Modular Forms and Root Systems

Question

In the study of semisimple Lie groups, lattices appear all over the place. In the theory of elliptic functions and modular forms, (equivalence classes of) lattices correspond to elliptic curves and to points on the modular space. I believe furthermore that it's the case that lattices corresponding to elliptic curves with extra automorphisms (equivalently, elements of the upper half plane with nontrivial stabilizer in the modular group in the one-dimensional case) tend to be the ones corresponding to root systems, e.g. $\mathfrak{sl}_3$. I don't know much about higher dimensional modular forms, but I imagine that this generalizes to higher dimensional semisimple Lie algebras. Is there a deeper connection here? Do holomorphic functions invariant under root lattices always have interesting properties? Are both part of a general theory? If this is well-known, where might I find a reference?

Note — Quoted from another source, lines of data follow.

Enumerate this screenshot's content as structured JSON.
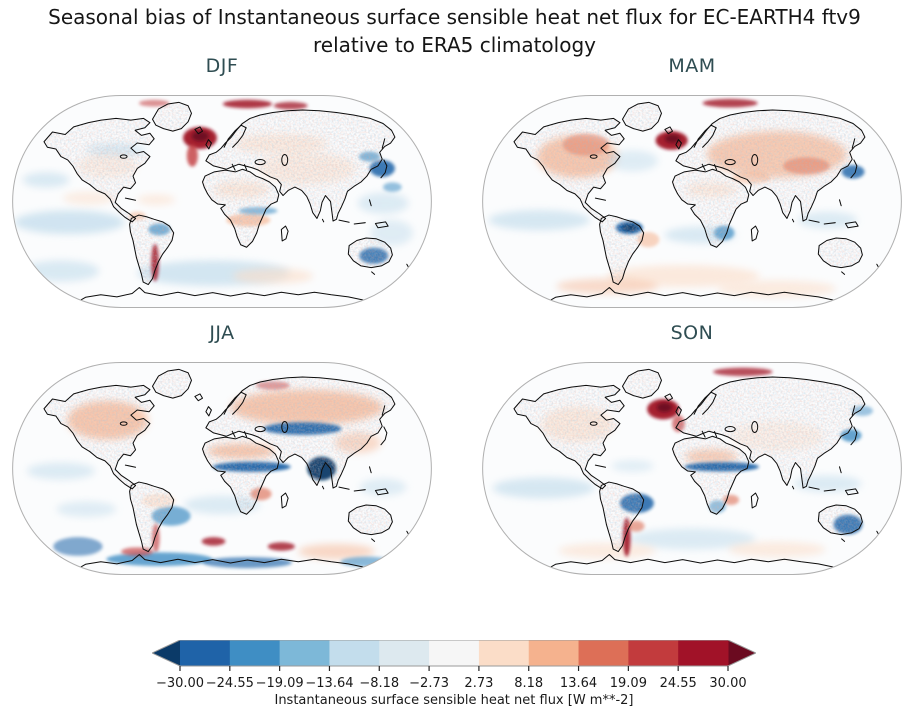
{
  "figure": {
    "title_line1": "Seasonal bias of Instantaneous surface sensible heat net flux for EC-EARTH4 ftv9",
    "title_line2": "relative to ERA5 climatology"
  },
  "chart_data": {
    "type": "heatmap",
    "subtype": "seasonal_global_bias_maps",
    "projection": "Robinson",
    "title": "Seasonal bias of Instantaneous surface sensible heat net flux for EC-EARTH4 ftv9 relative to ERA5 climatology",
    "variable": "Instantaneous surface sensible heat net flux",
    "units": "W m**-2",
    "model": "EC-EARTH4 ftv9",
    "reference": "ERA5 climatology",
    "layout": "2x2 panels with shared horizontal colorbar at bottom",
    "panels": [
      {
        "label": "DJF",
        "notable_features": "Strong positive bias (dark red) in the North Atlantic south of Greenland and along the Arctic edge; negative bias (dark blue) over Japan/NW Pacific and Australia; positive streak along the Andes; weak blue band across central Africa."
      },
      {
        "label": "MAM",
        "notable_features": "Widespread positive bias over North America and Eurasia; strong negative (dark navy) patch over northern South America; dark red North Atlantic; pale red bands in the Southern Ocean."
      },
      {
        "label": "JJA",
        "notable_features": "Positive bias over northern continents; strong negative (dark blue) bands across the Sahel and central Asia; dark blue over India; mixed strong red/blue biases in the Southern Ocean and near Antarctica."
      },
      {
        "label": "SON",
        "notable_features": "Dark red Labrador Sea / North Atlantic; negative Sahel band and Amazon patch; strong positive streak along the southern Andes; negative bias over eastern Australia and Japan."
      }
    ],
    "colorbar": {
      "label": "Instantaneous surface sensible heat net flux [W m**-2]",
      "vmin": -30,
      "vmax": 30,
      "tick_labels": [
        "−30.00",
        "−24.55",
        "−19.09",
        "−13.64",
        "−8.18",
        "−2.73",
        "2.73",
        "8.18",
        "13.64",
        "19.09",
        "24.55",
        "30.00"
      ],
      "tick_values": [
        -30,
        -24.55,
        -19.09,
        -13.64,
        -8.18,
        -2.73,
        2.73,
        8.18,
        13.64,
        19.09,
        24.55,
        30
      ],
      "segment_colors": [
        "#1f63a8",
        "#3f8ec4",
        "#7db8d8",
        "#c3ddec",
        "#dde9ef",
        "#f6f6f6",
        "#fbddc8",
        "#f5b28e",
        "#dd6f57",
        "#c23b3d",
        "#a11228"
      ],
      "under_arrow_color": "#0b3a68",
      "over_arrow_color": "#6b0a20",
      "colormap": "RdBu_r (discrete, 11 levels, extended both ends)"
    },
    "styles": {
      "panel_title_color": "#2F4D52",
      "title_color": "#161616",
      "coastline_color": "#0d0d0d",
      "map_outline_color": "#b0b0b0",
      "map_background": "#fbfcfd"
    }
  }
}
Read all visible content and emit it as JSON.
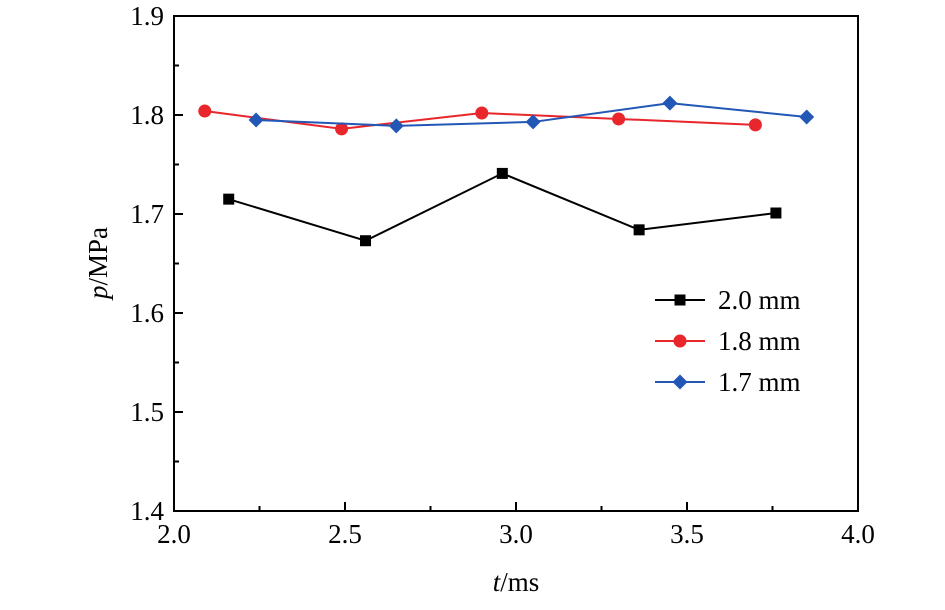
{
  "chart_data": {
    "type": "line",
    "xlabel_italic": "t",
    "xlabel_unit": "/ms",
    "ylabel_italic": "p",
    "ylabel_unit": "/MPa",
    "xlim": [
      2.0,
      4.0
    ],
    "ylim": [
      1.4,
      1.9
    ],
    "xticks": [
      "2.0",
      "2.5",
      "3.0",
      "3.5",
      "4.0"
    ],
    "yticks": [
      "1.4",
      "1.5",
      "1.6",
      "1.7",
      "1.8",
      "1.9"
    ],
    "grid": false,
    "legend_position": "right",
    "series": [
      {
        "name": "2.0 mm",
        "color": "#000000",
        "marker": "square",
        "x": [
          2.16,
          2.56,
          2.96,
          3.36,
          3.76
        ],
        "y": [
          1.715,
          1.673,
          1.741,
          1.684,
          1.701
        ]
      },
      {
        "name": "1.8 mm",
        "color": "#e8262b",
        "marker": "circle",
        "x": [
          2.09,
          2.49,
          2.9,
          3.3,
          3.7
        ],
        "y": [
          1.804,
          1.786,
          1.802,
          1.796,
          1.79
        ]
      },
      {
        "name": "1.7 mm",
        "color": "#2257b6",
        "marker": "diamond",
        "x": [
          2.24,
          2.65,
          3.05,
          3.45,
          3.85
        ],
        "y": [
          1.795,
          1.789,
          1.793,
          1.812,
          1.798
        ]
      }
    ]
  }
}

EDIT: Also, the Weyl chambers remind me of the fundamental domains, which appear so often in elliptic functions/modular forms.

Answer 1

The lattices corresponding to elliptic curves are not the same as the lattices appearing in Lie theory. In the theory of modular forms, it is the weight $k$ (lying in the lattice $\mathbb Z$) that is a manifestation of Lie theory. (The lattice $\mathbb Z$ is the weight lattice of $SO(2)$.)

Added: Davidac897 asks "Why are you so sure"? Of course, there could be a connection that I am missing; I am just speaking from my own experience with these objects. But in the passage from classical modular forms (say as described in Serre's Course in arithmetic) to the representation-theoretic point of view, a lattice $\Lambda$ in $\mathbb C$ becomes a lattice $\mathbb \Lambda$ in $\mathbb R^2$, which becomes a point of $\mathrm{GL}_2(\mathbb Z)\backslash \mathrm{GL}_2(\mathbb R)$. Thus the lattices corresponding to elliptic curves become points of a quotient $\Gamma\backslash G$ for some real Lie group $G$ and some cofinite volume discrete subgroup $\Gamma$. For more general real Lie groups, one can think of such quotients as being a kind of generalized "moduli of lattices of some rank with some structure". There may be points corresponding to lattices with special symmetry (e.g. the square or triangular lattice in the elliptic curve case), and, yes, you are correct that root systems are lattices with special symmetry.

But this is not the usual way that root systems intervene in the theory of automorphic forms, which is what my answer above was intended to point out.

Answer 2

This may be rephrasing of some parts of the previous answers or else may also be irrelevant for the question for all that I know, since I do not know much of the topic: I only write this from the vague feeling that it must be related.

Anyway, here is very briefly the essence of what I've been able to understand from Looijenga's Root systems and elliptic curves (Inventiones, 1976):

For any root system $R$ with lattice $Q$ and any elliptic curve $E$ Looijenga constructs a line bundle $\mathscr L$ over the abelian variety $A:=Q^\lor\otimes E$ with a lift of the action of the Weyl group $W$ of $R$ on $A$ to $\mathscr L$, such that $\mathscr L^{-1}$ is ample, $W$-invariant sections of $\mathscr L^{-k}$, $k\geqslant0$, form algebra of polynomials in $\mathrm{rank}(R)+1$ variables, while the module over this algebra formed by anti-invariant sections is free on one generator and the divisor on $A$ corresponding to this generator is roughly speaking that part of $A$ where $W$ does not act freely.

Looijenga describes all these sections in terms of theta-functions, so this gives connection between root systems and modular forms. In particular, Looijenga gives an explanation of Macdonald-Weyl formula in these terms.

The paper has had many uses since, in particular for further understanding of bundles over elliptic curves with semisimple Lie (more generally reductive algebraic) structure groups, for loop group representation theory, for elliptic cohomology, etc.

Answer 3

As others have pointed out, the word "lattice" in this context needs to be used with care. Leaving aside the use of this word to describe certain partially ordered sets, lattices in Euclidean space (such as $\mathbb{Z}$ in $\mathbb{R}$ or root lattices associated to root systems of semisimple Lie algebras) are finitely generated commutative groups. This notion of lattice gets generalized to the setting of real Lie groups in a natural way, e.g., SL$(n,\mathbb{Z})$. But here the quotient of the group by the lattice may or may not be compact, and the lattice itself may or may not be arithmetically defined.

On the other hand, root systems or their affine generalizations do come up in the study of certain modular forms, for example in the 1972 paper by I.G. Macdonald and resulting papers by people such as Victor Kac and Bram van Asch. One of van Asch's papers is titled Modular forms and root systems and is available here. I don't have an expert viewpoint to offer on any of this, but those with access to MathSciNet may find it entertaining to search simultaneously for the terms "modular form" and "root system" under Anywhere. This returns 28 items, including those I've mentioned and a fundamental paper by Richard Borcherds. But this literature goes in many directions, making it essential to formulate the original question more tightly.